Solution — EIP-2612 Permit: tokens with permit (USDC, DAI) allow signing transfer permission without on-chain approve transaction. Can sweep tokens in one transaction with signature, without pre-funding:
// USDC permit + transferFrom in one call
function sweepWithPermit(
address token,
address from,
address to,
uint256 amount,
uint256 deadline,
uint8 v, bytes32 r, bytes32 s
) external {
IERC20Permit(token).permit(from, address(this), amount, deadline, v, r, s);
IERC20(token).transferFrom(from, to, amount);
}
Exchange rates and pricing
Invoice created in fiat currency (USD/EUR), amount in crypto calculated dynamically. For stablecoins — 1:1 rate with small buffer. For volatile assets (ETH, BTC):
def calculate_crypto_amount(fiat_amount: Decimal, currency: str, crypto: str) -> dict:
# Aggregate price from multiple sources
prices = await asyncio.gather(
fetch_binance_price(f"{crypto}USDT"),
fetch_coinbase_price(f"{crypto}-USD"),
fetch_chainlink_price(CHAINLINK_FEEDS[crypto])
)
median_price = statistics.median(prices)
crypto_amount = fiat_amount / median_price
# Add buffer for price movement (1-2%)
crypto_amount_with_buffer = crypto_amount * Decimal("1.015")
return {
"amount": crypto_amount_with_buffer,
"rate": median_price,
"expires_at": datetime.now() + timedelta(minutes=15),
"rate_locked": True
}
Security and compliance
KYT (Know Your Transaction) — check addresses against sanction lists and connections to mixers/dark markets. Providers: Chainalysis, Elliptic, TRM Labs. API integrated into payment flow:
async def check_address_risk(address: str) -> RiskScore:
response = await chainalysis_client.post("/v2/address/identifications", json={"address": address})
risk = response.json()
if risk["risk"] in ["HIGH", "SEVERE"]:
await flag_for_review(address)
return RiskScore(level=risk["risk"], categories=risk["categories"])
Transaction limits — automatic limits by volume for AML: daily limit per wallet, threshold for manual review, mandatory verification for large transactions.
Reconciliation — daily check: sum of merchant payouts + platform fees + balances on sweep addresses should match sum of all confirmed incoming transactions. Any discrepancy — alert.
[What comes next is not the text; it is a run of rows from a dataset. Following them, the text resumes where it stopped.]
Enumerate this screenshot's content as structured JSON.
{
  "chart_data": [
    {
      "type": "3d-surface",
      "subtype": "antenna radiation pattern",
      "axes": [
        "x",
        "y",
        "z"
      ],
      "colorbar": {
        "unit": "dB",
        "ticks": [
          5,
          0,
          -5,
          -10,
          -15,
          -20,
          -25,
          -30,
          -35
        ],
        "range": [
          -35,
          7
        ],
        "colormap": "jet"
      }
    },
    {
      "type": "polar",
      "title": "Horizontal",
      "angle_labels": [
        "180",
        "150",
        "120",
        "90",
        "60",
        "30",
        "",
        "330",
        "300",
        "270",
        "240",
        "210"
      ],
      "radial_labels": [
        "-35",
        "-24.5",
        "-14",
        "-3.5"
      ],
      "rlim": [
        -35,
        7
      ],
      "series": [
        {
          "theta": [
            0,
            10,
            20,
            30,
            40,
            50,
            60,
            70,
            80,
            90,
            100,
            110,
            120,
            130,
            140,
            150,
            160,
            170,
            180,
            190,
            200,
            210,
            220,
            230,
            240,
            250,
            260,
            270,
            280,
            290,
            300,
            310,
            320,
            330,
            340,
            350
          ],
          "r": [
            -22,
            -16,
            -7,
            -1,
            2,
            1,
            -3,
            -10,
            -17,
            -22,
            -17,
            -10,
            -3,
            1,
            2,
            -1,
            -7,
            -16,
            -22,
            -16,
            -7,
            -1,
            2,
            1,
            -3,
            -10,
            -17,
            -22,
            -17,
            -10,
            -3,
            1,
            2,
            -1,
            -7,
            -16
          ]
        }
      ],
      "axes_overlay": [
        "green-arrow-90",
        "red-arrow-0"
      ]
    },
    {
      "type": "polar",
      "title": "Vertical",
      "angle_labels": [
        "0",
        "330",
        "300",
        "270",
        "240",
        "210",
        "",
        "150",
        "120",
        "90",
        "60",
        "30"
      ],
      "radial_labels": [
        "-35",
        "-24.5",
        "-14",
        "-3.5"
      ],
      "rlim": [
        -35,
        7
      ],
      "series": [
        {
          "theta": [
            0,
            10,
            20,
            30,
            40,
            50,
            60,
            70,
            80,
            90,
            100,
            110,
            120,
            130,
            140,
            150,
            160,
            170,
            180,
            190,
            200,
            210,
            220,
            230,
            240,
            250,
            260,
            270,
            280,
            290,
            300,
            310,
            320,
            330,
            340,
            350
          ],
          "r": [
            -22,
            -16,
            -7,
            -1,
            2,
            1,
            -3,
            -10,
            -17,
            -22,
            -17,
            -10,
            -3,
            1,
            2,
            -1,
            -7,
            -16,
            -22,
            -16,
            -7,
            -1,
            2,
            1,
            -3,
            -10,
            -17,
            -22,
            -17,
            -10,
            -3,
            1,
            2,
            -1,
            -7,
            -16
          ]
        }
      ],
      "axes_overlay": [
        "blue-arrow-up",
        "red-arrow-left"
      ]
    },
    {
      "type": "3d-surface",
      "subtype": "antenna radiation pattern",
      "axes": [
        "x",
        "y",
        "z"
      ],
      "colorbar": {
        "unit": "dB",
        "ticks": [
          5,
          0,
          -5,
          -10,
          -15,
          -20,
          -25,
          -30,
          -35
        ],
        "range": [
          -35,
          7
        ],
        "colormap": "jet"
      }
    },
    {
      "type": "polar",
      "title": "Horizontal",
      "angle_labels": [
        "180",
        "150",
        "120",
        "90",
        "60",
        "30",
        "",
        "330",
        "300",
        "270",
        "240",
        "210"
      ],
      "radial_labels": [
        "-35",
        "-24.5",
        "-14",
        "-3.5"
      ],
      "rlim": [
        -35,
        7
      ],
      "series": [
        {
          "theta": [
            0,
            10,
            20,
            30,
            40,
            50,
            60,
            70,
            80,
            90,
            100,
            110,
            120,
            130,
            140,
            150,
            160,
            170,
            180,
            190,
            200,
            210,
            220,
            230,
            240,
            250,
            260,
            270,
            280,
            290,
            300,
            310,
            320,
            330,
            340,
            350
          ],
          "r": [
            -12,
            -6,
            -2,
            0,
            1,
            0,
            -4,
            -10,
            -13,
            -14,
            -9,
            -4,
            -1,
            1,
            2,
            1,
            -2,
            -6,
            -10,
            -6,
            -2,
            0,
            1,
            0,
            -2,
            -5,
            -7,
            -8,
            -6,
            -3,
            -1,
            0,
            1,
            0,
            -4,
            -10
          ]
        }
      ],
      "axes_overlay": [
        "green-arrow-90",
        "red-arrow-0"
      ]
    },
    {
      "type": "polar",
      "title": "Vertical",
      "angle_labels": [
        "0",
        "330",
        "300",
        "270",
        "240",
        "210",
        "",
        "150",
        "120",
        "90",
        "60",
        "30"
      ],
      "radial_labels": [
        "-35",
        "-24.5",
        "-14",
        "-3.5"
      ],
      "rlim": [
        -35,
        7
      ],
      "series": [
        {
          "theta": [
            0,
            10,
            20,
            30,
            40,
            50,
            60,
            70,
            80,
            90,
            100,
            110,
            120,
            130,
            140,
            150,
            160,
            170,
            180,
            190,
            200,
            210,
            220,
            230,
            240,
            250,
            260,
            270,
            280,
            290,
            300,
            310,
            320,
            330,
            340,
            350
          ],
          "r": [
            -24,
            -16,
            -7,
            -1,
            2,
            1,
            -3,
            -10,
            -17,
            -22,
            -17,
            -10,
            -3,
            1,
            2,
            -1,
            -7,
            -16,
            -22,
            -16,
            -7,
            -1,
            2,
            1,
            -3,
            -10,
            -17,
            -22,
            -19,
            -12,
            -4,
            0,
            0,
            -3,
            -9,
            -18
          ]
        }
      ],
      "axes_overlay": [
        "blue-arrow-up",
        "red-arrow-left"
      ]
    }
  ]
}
Infrastructure and reliability
Node vs provider: for payment platform with reliability requirements — own node or Alchemy/Infura with fallback to another provider. Single point of failure is unacceptable.
from web3 import Web3
from web3.middleware import ExceptionRetryMiddleware
providers = [
Web3.HTTPProvider(ALCHEMY_URL),
Web3.HTTPProvider(INFURA_URL),
Web3.HTTPProvider(QUICKNODE_URL),
]
def get_w3_with_fallback():
for provider in providers:
w3 = Web3(provider)
w3.middleware_onion.add(ExceptionRetryMiddleware, retries=3)
if w3.is_connected():
return w3
raise RuntimeError("All providers unavailable")
Idempotency: all operations must be idempotent — repeated webhook processing or payment check retry should not create duplicate payouts. Unique idempotency_key on each operation.
Timelines
| Phase | Content | Duration |
|---|---|---|
| Architecture and HD wallet | System design, address generation, KMS integration | 1–2 weeks |
| Transaction monitoring | Polling/WebSocket monitoring, confirmations | 1–2 weeks |
| Settlement engine | Sweep logic, ERC-20 permit, batch payments | 2–3 weeks |
| Merchant API | REST API, webhooks, dashboard | 2–3 weeks |
| Compliance | KYT integration, limits, reconciliation | 1–2 weeks |
| Testing | Testnet, stress testing, security review | 2–3 weeks |
Minimally viable platform with ETH/USDC on one network: 6–8 weeks. Full multi-network platform with compliance: 3–5 months.